Nato marks transition to new Afghanistan mission

media captionThe BBC's Sanjoy Majumder: "A residual force of some 12,000 Nato troops will remain in Afghanistan"

Nato has formally ended its 13-year combat mission in Afghanistan - heralding the start of a new phase of support for local Afghan troops.

Commanders lowered the flag during a ceremony in Kabul - raising the flag of the new mission named Resolute Support.

"We have lifted the Afghan people out of the darkness of despair and given them hope for the future," mission commander Gen John Campbell said.

Nato's Afghan deployment began after the 9/11 attacks against the US.

From 1 January the alliance's role will shift to a mainly training and support mission for the Afghan army.

Sunday's ceremony was low-key - held inside a gymnasium at the alliance headquarters away from the public.

A military band played as the flag of the International Security and Assistance Force (Isaf) was lowered in the presence of senior military personnel from both sides.

image copyrightReuters
image captionAfghan troops will have the support of the remaining Nato mission

Unfurling the new flag, Gen Campbell said the mission "will serve as the bedrock of an enduring partnership" between Nato and Afghanistan.

"We honour coalition and Afghan fallen in this mighty struggle, those who paid the price for Afghanistan's freedom," he said, adding: "The road before us remains challenging but we will triumph."

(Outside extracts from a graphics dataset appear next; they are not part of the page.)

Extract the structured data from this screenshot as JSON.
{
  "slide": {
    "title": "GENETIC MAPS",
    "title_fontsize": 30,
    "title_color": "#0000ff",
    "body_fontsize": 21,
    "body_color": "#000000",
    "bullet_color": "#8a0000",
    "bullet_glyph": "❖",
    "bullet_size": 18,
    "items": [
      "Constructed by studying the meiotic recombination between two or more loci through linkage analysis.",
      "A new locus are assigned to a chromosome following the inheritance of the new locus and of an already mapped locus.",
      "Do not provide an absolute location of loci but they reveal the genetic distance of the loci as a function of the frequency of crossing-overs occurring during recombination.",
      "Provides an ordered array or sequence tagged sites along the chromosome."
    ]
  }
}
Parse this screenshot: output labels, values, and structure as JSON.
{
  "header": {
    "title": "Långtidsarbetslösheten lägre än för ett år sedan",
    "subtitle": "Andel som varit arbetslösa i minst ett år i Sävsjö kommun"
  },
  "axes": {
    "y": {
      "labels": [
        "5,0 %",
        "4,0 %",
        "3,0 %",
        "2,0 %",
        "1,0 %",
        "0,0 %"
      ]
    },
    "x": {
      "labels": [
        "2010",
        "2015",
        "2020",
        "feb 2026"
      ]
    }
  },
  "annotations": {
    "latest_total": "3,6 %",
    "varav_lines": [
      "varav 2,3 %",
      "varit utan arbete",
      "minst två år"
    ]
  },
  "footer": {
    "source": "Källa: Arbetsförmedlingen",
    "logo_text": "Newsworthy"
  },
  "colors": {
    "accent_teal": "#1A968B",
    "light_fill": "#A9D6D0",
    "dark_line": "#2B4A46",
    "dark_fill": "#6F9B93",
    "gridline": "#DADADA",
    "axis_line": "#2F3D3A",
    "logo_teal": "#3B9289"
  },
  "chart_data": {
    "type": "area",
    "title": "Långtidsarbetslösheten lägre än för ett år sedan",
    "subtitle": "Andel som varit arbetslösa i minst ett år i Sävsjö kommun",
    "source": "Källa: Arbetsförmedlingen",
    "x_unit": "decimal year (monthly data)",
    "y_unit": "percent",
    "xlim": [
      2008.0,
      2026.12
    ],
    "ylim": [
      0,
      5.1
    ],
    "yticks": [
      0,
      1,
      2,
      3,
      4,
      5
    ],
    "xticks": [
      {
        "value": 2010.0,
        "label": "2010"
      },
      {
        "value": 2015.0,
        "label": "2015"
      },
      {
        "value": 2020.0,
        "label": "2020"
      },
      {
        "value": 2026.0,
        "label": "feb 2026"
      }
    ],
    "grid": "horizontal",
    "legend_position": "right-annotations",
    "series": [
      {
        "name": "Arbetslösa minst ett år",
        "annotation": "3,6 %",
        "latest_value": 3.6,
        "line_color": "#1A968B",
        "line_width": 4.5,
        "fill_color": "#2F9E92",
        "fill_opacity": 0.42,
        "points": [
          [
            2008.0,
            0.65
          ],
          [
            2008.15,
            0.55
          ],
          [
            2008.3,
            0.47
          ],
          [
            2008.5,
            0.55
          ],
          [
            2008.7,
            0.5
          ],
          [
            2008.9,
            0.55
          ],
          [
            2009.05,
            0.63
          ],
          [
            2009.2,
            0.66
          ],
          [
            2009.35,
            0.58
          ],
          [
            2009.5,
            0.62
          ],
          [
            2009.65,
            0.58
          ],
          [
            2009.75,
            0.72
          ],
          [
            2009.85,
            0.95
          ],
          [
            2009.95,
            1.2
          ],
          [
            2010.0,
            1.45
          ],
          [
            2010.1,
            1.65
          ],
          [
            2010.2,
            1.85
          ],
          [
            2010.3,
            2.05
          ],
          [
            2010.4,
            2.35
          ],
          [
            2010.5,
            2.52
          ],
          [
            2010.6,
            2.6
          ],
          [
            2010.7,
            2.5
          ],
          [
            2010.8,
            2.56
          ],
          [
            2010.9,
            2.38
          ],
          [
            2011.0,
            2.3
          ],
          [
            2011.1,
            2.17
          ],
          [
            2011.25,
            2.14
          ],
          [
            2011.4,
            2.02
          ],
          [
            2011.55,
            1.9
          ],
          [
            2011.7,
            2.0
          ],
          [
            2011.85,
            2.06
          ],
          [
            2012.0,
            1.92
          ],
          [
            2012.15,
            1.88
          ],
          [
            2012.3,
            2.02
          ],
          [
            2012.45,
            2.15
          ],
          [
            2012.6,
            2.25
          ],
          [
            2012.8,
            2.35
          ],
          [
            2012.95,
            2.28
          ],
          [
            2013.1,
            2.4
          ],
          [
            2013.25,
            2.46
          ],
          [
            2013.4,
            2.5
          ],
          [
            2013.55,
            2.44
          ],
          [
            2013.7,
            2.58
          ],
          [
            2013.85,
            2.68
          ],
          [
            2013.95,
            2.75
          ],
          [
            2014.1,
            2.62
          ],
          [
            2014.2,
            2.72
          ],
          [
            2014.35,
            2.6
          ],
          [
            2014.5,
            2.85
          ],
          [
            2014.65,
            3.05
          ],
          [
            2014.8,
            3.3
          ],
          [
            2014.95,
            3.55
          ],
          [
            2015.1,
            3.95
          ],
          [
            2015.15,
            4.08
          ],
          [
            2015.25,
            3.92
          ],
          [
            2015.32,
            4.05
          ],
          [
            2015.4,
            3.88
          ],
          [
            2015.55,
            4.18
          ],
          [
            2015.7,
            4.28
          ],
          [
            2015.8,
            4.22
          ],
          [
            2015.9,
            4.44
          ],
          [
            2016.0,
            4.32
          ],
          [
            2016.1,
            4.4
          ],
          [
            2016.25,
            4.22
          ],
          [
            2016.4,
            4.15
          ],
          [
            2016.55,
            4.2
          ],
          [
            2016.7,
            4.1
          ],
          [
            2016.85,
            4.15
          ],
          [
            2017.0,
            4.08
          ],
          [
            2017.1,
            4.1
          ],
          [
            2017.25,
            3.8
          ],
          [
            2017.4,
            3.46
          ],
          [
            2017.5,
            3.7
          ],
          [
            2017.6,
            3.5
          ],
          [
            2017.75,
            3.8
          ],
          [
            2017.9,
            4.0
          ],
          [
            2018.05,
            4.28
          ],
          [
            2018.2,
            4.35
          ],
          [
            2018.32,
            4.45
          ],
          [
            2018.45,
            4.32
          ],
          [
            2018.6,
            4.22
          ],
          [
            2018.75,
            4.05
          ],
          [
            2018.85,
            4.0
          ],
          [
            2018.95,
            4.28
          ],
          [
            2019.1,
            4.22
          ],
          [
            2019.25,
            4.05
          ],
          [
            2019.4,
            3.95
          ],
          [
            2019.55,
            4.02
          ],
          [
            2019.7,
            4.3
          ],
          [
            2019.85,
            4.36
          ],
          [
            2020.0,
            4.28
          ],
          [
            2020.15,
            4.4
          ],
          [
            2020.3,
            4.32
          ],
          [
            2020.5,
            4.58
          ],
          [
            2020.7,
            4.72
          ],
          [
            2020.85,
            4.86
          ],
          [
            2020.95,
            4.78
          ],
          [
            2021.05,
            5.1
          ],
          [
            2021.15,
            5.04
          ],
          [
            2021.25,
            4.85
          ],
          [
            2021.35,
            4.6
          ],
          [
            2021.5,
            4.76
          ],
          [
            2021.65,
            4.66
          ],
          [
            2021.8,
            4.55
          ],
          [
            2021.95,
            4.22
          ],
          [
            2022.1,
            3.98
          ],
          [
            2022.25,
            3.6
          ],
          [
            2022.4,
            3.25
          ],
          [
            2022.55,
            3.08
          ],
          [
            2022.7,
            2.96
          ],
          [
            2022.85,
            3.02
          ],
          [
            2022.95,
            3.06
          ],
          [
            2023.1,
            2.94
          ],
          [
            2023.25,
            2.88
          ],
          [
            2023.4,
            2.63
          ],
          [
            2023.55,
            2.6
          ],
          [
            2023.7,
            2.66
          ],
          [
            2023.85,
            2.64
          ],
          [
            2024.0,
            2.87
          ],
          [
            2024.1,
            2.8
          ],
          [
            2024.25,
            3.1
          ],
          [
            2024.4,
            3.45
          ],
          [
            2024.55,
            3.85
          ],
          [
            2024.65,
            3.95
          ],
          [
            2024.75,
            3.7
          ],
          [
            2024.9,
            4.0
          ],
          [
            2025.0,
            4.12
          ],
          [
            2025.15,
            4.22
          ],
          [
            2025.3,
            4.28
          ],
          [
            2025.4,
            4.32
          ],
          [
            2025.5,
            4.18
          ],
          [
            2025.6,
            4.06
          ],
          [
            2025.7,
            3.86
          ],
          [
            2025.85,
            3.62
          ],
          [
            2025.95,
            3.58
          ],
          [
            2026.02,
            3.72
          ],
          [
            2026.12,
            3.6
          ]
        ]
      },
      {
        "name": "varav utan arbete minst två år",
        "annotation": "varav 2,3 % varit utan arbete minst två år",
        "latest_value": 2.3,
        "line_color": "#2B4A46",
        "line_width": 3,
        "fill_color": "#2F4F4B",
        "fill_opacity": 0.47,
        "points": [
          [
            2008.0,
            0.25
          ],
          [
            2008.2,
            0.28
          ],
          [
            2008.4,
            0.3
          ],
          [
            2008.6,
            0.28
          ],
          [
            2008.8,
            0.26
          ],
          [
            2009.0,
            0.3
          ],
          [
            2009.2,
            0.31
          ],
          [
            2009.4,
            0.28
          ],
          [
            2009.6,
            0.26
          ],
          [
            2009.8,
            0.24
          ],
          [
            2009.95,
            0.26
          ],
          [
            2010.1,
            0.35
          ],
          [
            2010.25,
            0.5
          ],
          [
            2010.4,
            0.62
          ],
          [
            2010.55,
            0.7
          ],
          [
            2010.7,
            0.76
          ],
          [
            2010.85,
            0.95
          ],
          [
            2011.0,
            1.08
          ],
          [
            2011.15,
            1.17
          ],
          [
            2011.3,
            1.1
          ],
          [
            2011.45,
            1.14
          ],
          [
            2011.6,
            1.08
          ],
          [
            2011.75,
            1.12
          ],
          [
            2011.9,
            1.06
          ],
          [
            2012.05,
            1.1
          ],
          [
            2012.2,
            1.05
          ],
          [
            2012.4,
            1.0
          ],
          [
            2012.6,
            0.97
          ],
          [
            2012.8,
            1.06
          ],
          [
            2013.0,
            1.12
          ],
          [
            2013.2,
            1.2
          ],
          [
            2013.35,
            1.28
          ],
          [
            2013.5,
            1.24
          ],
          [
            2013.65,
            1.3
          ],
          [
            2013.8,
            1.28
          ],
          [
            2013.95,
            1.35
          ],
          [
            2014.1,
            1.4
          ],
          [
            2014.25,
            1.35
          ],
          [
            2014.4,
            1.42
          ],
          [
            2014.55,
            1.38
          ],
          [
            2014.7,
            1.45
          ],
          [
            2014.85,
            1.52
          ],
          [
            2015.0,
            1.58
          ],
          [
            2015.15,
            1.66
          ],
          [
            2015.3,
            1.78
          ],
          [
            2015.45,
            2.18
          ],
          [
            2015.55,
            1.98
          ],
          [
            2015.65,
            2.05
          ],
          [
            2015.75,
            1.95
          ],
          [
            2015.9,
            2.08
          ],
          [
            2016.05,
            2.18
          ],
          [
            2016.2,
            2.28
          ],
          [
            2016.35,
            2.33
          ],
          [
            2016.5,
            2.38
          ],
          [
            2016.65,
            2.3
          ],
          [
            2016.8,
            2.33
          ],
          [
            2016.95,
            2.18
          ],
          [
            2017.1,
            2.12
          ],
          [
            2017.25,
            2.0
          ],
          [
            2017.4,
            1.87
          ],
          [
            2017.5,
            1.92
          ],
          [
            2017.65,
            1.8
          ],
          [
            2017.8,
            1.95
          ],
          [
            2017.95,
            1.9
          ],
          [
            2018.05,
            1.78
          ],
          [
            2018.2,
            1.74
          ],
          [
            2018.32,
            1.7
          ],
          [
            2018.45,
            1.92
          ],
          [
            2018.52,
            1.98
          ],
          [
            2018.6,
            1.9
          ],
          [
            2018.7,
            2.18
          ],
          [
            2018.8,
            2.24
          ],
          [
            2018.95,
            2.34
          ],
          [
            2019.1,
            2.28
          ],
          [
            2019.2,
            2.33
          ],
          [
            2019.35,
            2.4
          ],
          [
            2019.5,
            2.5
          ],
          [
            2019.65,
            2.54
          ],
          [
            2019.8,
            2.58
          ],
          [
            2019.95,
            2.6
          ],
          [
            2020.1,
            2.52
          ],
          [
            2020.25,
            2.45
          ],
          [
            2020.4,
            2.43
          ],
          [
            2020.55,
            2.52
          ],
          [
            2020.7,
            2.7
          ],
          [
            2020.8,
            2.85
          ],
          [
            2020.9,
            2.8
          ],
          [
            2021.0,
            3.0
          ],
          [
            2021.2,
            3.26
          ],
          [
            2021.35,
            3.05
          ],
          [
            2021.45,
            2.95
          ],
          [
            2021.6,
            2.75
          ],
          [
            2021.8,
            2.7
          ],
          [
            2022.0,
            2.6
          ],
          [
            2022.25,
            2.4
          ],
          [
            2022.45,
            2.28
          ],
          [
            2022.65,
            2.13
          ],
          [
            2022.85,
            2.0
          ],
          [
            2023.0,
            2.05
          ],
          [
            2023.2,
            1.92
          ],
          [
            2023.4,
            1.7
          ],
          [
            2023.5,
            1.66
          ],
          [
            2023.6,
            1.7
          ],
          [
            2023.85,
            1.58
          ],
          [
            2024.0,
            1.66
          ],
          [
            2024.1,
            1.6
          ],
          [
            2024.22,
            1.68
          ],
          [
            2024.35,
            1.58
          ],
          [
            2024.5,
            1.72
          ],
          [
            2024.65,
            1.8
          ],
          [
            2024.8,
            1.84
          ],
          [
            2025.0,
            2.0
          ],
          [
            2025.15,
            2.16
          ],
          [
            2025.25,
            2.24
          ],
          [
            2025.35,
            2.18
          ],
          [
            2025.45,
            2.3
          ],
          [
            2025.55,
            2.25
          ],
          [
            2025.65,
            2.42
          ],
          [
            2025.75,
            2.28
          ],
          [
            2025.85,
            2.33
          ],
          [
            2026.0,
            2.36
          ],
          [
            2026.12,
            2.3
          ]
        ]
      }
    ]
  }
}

At its peak, the US-led Isaf deployment involved more than 130,000 personnel from 50 countries.

But from 1 January, it will bring together around 12,000 men and women from Nato allies and 14 partner nations.

"The security of Afghanistan will be fully in the hands of the country's 350,000 Afghan soldiers and police. But Nato allies, together with many partner nations, will remain to train, advise and assist them," said Nato Secretary General Jens Stoltenberg in a statement.

More than a decade after this long and expensive mission began, the Taliban are still active and gaining in strength, launching a number of attacks in recent months, says the BBC's Sanjoy Majumder in Kabul.

This year has been the bloodiest in Afghanistan since 2001, with at least 4,600 members of the Afghan security forces dying in the fight against the Taliban.

It underscores the challenges that lie ahead of the Afghan security forces, our correspondent says.

Nearly 3,500 foreign troops have been killed since the beginning of the Nato mission.